Iliad 10.18

ἐλθέμεν is an Aeolic infinitive form (Chantraine 1988, GH I §237). Although the language of Homer is primarily Ionic in nature, Aeolic dialect forms make up a considerable percentage of Homeric diction. Before oral composition-in-performance and dialect diffusion were well understood, a considerable amount of scholarly effort was devoted to finding an explanation for the mix of dialects (see MHV 326–327). In the 1880s August Fick ignited Homeric scholarship by proposing that the Iliad was composed in Aeolic Greek and later translated by Ionic singers into their own dialect, and he even went so far as to produce editions of the Iliad (1886) and Odyssey (1883) with the Aeolic dialect restored everywhere possible. Approximately fifty years later Milman Parry theorized that the oral tradition had passed through several distinct historical phases, one of which was an Aeolic phase. He argued that just as singers in the Homeric tradition would have naturally replaced older forms with more current ones, where meter and other strongly felt patterns allowed, but retained them where they did not, so also did Ionic singers, inheriting an Aeolic epic song tradition, replace Aeolic forms everywhere possible, but retained them where the formulas could not easily be adapted in performance. (See especially MHV, and on the theory of an Aeolic phase, see also Palmer 1962, Hoekstra 1965, Janko 1982, and West 1988.) So here the change of ἐλθέμεν to ἐλθεῖν (which is attested at 10.56 and various other places in the Iliad) would result in a spondee in the fifth foot (generally avoided in Homer, though not impossible).
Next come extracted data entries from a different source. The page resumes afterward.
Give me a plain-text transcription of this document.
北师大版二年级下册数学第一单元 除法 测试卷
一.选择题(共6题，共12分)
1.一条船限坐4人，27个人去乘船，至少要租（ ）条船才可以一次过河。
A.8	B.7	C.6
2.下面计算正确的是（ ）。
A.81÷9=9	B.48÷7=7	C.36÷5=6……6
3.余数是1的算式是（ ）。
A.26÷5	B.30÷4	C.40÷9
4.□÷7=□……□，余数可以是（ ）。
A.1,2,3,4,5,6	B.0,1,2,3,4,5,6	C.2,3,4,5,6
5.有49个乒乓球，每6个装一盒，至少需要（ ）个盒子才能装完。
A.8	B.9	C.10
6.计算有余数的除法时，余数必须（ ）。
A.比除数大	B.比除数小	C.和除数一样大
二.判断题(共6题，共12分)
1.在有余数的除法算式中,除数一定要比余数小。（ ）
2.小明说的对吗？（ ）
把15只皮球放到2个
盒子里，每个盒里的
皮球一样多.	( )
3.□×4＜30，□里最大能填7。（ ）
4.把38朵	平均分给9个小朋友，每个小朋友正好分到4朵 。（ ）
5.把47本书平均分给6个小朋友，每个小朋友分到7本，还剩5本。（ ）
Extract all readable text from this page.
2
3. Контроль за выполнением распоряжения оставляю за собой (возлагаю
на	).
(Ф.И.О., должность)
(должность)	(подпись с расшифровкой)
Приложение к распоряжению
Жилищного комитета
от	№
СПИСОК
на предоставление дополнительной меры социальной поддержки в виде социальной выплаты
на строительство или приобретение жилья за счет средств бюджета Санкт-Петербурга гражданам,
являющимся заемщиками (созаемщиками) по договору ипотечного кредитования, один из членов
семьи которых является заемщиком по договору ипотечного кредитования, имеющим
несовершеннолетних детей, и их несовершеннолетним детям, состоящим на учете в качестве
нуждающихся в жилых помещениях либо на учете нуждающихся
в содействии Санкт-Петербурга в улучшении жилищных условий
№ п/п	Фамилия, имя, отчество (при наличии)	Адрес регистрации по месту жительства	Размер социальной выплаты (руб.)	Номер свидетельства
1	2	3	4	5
More recently an alternative theory has been proposed, namely, that Aeolic and Ionic epic traditions coexisted after the end of Bronze Age, but the Aeolic tradition was eventually assimilated into and eclipsed by the Ionic tradition in Asia Minor. (On this complex question see the overview in Horrocks 1997.) In any case, certainly an Aeolic tradition of epic poetry did flourish at one time, as is evidenced by such poems as Sappho 44 (on which see West 1973:191, Nagy 1974:134–39, Horrocks 1997:200, and Dué 2002:59).